Traditional cannabis preparations have been recorded in Egypt, showcasing the rich heritage and cultural significance of the plant. One such preparation is known as “bosa,” a mixture of cannabis and other herbs, which has been enjoyed for generations.

The Egyptian water-pipe, commonly known as the gozah, is a popular method of consuming cannabis. This traditional instrument allows users to smoke cannabis while enjoying the smooth and flavorful smoke produced by the water filtration system. The gozah is a centerpiece of social gatherings, where friends come together to share in the experience of cannabis consumption.

Beyond smoking, cannabis is also incorporated into edible preparations in Egypt. It is used to infuse candies and other food products, providing a unique and enjoyable way to consume cannabis.

This segment of Egyptian society embraces cannabis as a part of their cultural heritage and social interactions. The traditional use of cannabis and the popularity of the gozah contribute to the vibrant cannabis culture that thrives in Egypt.

Notable Aspects of Cannabis Culture in Egypt:

  • The use of cannabis, particularly hashish, is widely accepted in Egyptian society.
  • Traditional cannabis preparations, such as bosa, have been enjoyed for generations.
  • The Egyptian water-pipe, gozah, is a popular method of consuming cannabis.
  • Cannabis is incorporated into edibles, including candies.

Price, Quality, and Types of Cannabis in Egypt

When it comes to cannabis in Egypt, one of the first things that stands out is the affordability of the product. Prices can vary depending on the buyer’s nationality, but on average, ten grams of good quality cannabis can be purchased for around 5 USD. This relatively low price makes cannabis easily accessible to many individuals in Egypt.

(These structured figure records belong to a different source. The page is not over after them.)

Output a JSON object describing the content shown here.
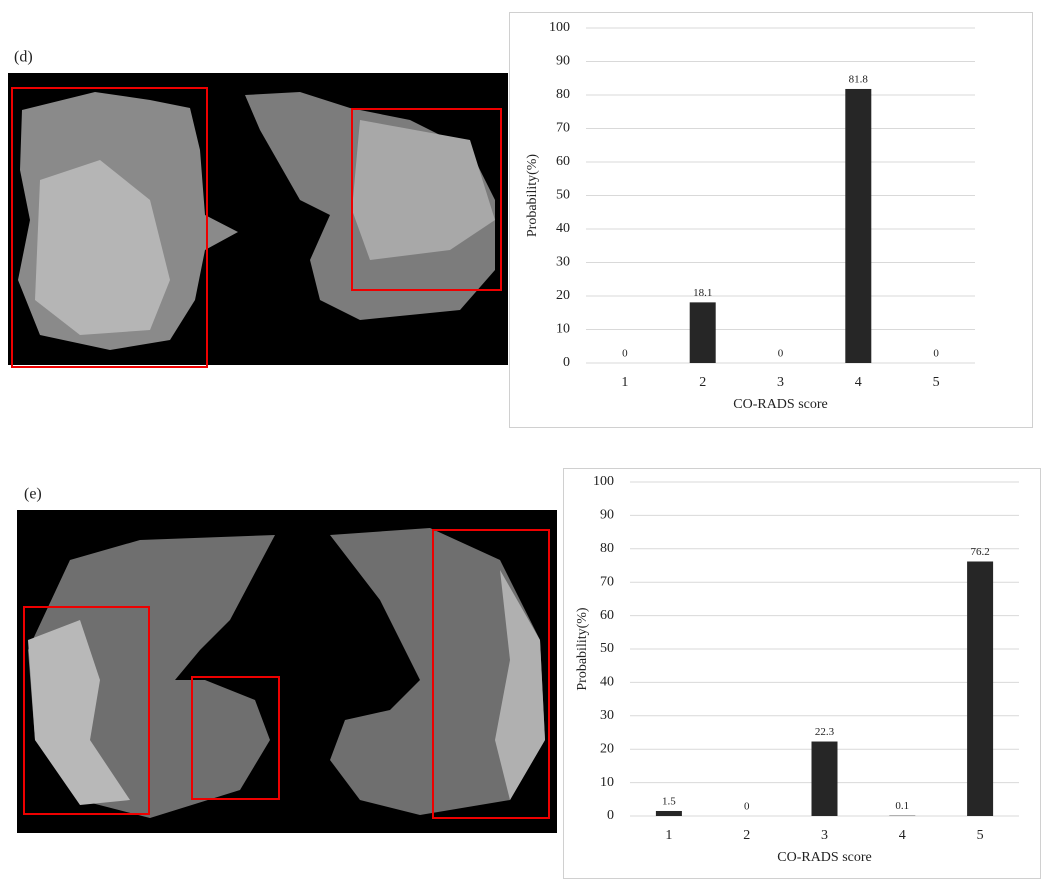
{
  "chart_data": [
    {
      "type": "bar",
      "label": "(d)",
      "x_label": "CO-RADS score",
      "y_label": "Probability(%)",
      "categories": [
        "1",
        "2",
        "3",
        "4",
        "5"
      ],
      "values": [
        0,
        18.1,
        0,
        81.8,
        0
      ],
      "color": "#262626",
      "ylim": [
        0,
        100
      ],
      "yticks": [
        0,
        10,
        20,
        30,
        40,
        50,
        60,
        70,
        80,
        90,
        100
      ],
      "grid": true
    },
    {
      "type": "bar",
      "label": "(e)",
      "x_label": "CO-RADS score",
      "y_label": "Probability(%)",
      "categories": [
        "1",
        "2",
        "3",
        "4",
        "5"
      ],
      "values": [
        1.5,
        0,
        22.3,
        0.1,
        76.2
      ],
      "color": "#262626",
      "ylim": [
        0,
        100
      ],
      "yticks": [
        0,
        10,
        20,
        30,
        40,
        50,
        60,
        70,
        80,
        90,
        100
      ],
      "grid": true
    }
  ]
}
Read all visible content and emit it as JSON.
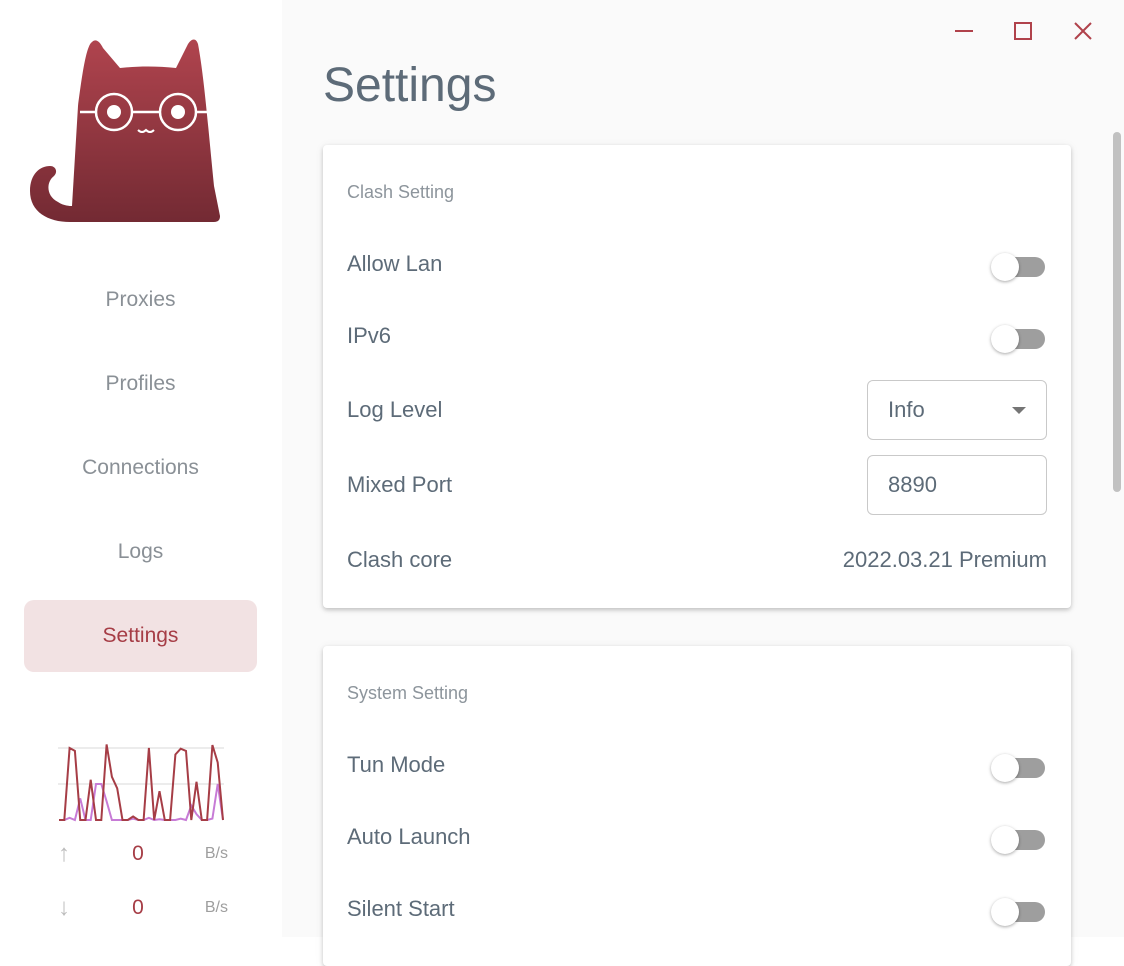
{
  "window": {
    "minimize_icon": "minimize-icon",
    "maximize_icon": "maximize-icon",
    "close_icon": "close-icon"
  },
  "sidebar": {
    "items": [
      {
        "label": "Proxies"
      },
      {
        "label": "Profiles"
      },
      {
        "label": "Connections"
      },
      {
        "label": "Logs"
      },
      {
        "label": "Settings",
        "active": true
      }
    ],
    "traffic": {
      "upload": {
        "value": "0",
        "unit": "B/s"
      },
      "download": {
        "value": "0",
        "unit": "B/s"
      },
      "chart_colors": {
        "primary": "#a63d46",
        "secondary": "#c77bd6"
      },
      "series_primary": [
        0,
        0,
        100,
        96,
        0,
        0,
        56,
        0,
        0,
        105,
        60,
        44,
        0,
        0,
        5,
        0,
        0,
        100,
        0,
        40,
        0,
        0,
        91,
        99,
        96,
        0,
        53,
        0,
        0,
        104,
        80,
        0
      ],
      "series_secondary": [
        0,
        0,
        3,
        0,
        30,
        0,
        0,
        50,
        50,
        26,
        0,
        0,
        0,
        0,
        2,
        0,
        0,
        3,
        0,
        1,
        0,
        0,
        0,
        2,
        0,
        20,
        8,
        0,
        0,
        2,
        50,
        0
      ]
    },
    "accent": "#a63d46"
  },
  "main": {
    "title": "Settings",
    "clash": {
      "heading": "Clash Setting",
      "allow_lan": {
        "label": "Allow Lan",
        "on": false
      },
      "ipv6": {
        "label": "IPv6",
        "on": false
      },
      "log_level": {
        "label": "Log Level",
        "value": "Info"
      },
      "mixed_port": {
        "label": "Mixed Port",
        "value": "8890"
      },
      "core": {
        "label": "Clash core",
        "value": "2022.03.21 Premium"
      }
    },
    "system": {
      "heading": "System Setting",
      "tun_mode": {
        "label": "Tun Mode",
        "on": false
      },
      "auto_launch": {
        "label": "Auto Launch",
        "on": false
      },
      "silent_start": {
        "label": "Silent Start",
        "on": false
      }
    }
  }
}
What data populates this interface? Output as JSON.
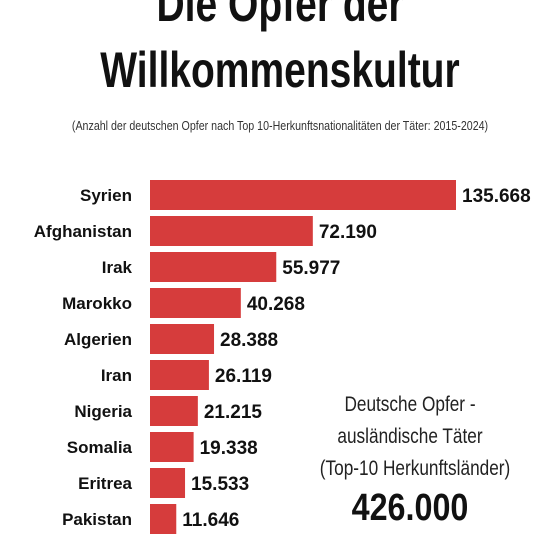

The quality of cannabis in Egypt is generally high. The majority of cannabis available in the country is processed into hashish, which is widely consumed. However, it’s important to note that the quality may not be as exceptional as that found in neighboring countries like Lebanon. Nevertheless, the potency and effect of Egyptian cannabis are still greatly appreciated by consumers in the country.

When it comes to the types of cannabis available in Egypt, different strains of hashish can be found. Egyptian hash, known for its unique characteristics, is a popular choice among locals and visitors alike. Additionally, strains like Lebanese Blonde and imported varieties such as Skunk and Amnesia Haze are also available in the market. For those seeking a more potent experience, hash oil is worth trying, as it offers a concentrated form of cannabis that can enhance the overall effects.


Is cannabis legal in Egypt?

No, cannabis is illegal in Egypt.

Are there any penalties for possessing or selling cannabis in Egypt?

Yes, the possession and sale of cannabis can result in severe penalties in Egypt.

Are the laws against cannabis enforcement in Egypt strict?

While cannabis is illegal, enforcement of the laws can be lax, especially when it comes to cannabis smokers.

Are there cafes in Egypt where cannabis is openly consumed?

Yes, many parts of Egypt have cafes where cannabis is openly consumed.

What are the historical roots of cannabis in Egypt?

Cannabis has been present in Egypt since around 3000 BC, primarily for making rope and as a drug.

When were cannabis laws introduced in Egypt?

Enforcement against cannabis use in Egypt dates back to the 14th century.

What happened to cannabis laws during French, Ottoman, and British periods in Egypt?

The mass consumption of hashish by French troops led to a ban on hashish smoking and consumption. Hashish was also banned during the Ottoman period, and the importation of cannabis was prohibited under British occupation.

Is there a significant cannabis economy in Egypt?

Yes, there is a significant production and consumption of cannabis in Egypt.

How is cannabis consumed in Egypt?

Cannabis, particularly in the form of hashish, is commonly consumed in Egypt. Traditional preparations and the use of water-pipes, known as gozah, are popular.

What is the price and quality of cannabis in Egypt?

Cannabis in Egypt is relatively cheap, with prices varying depending on the buyer’s nationality. The quality is generally high, with most cannabis processed into hashish.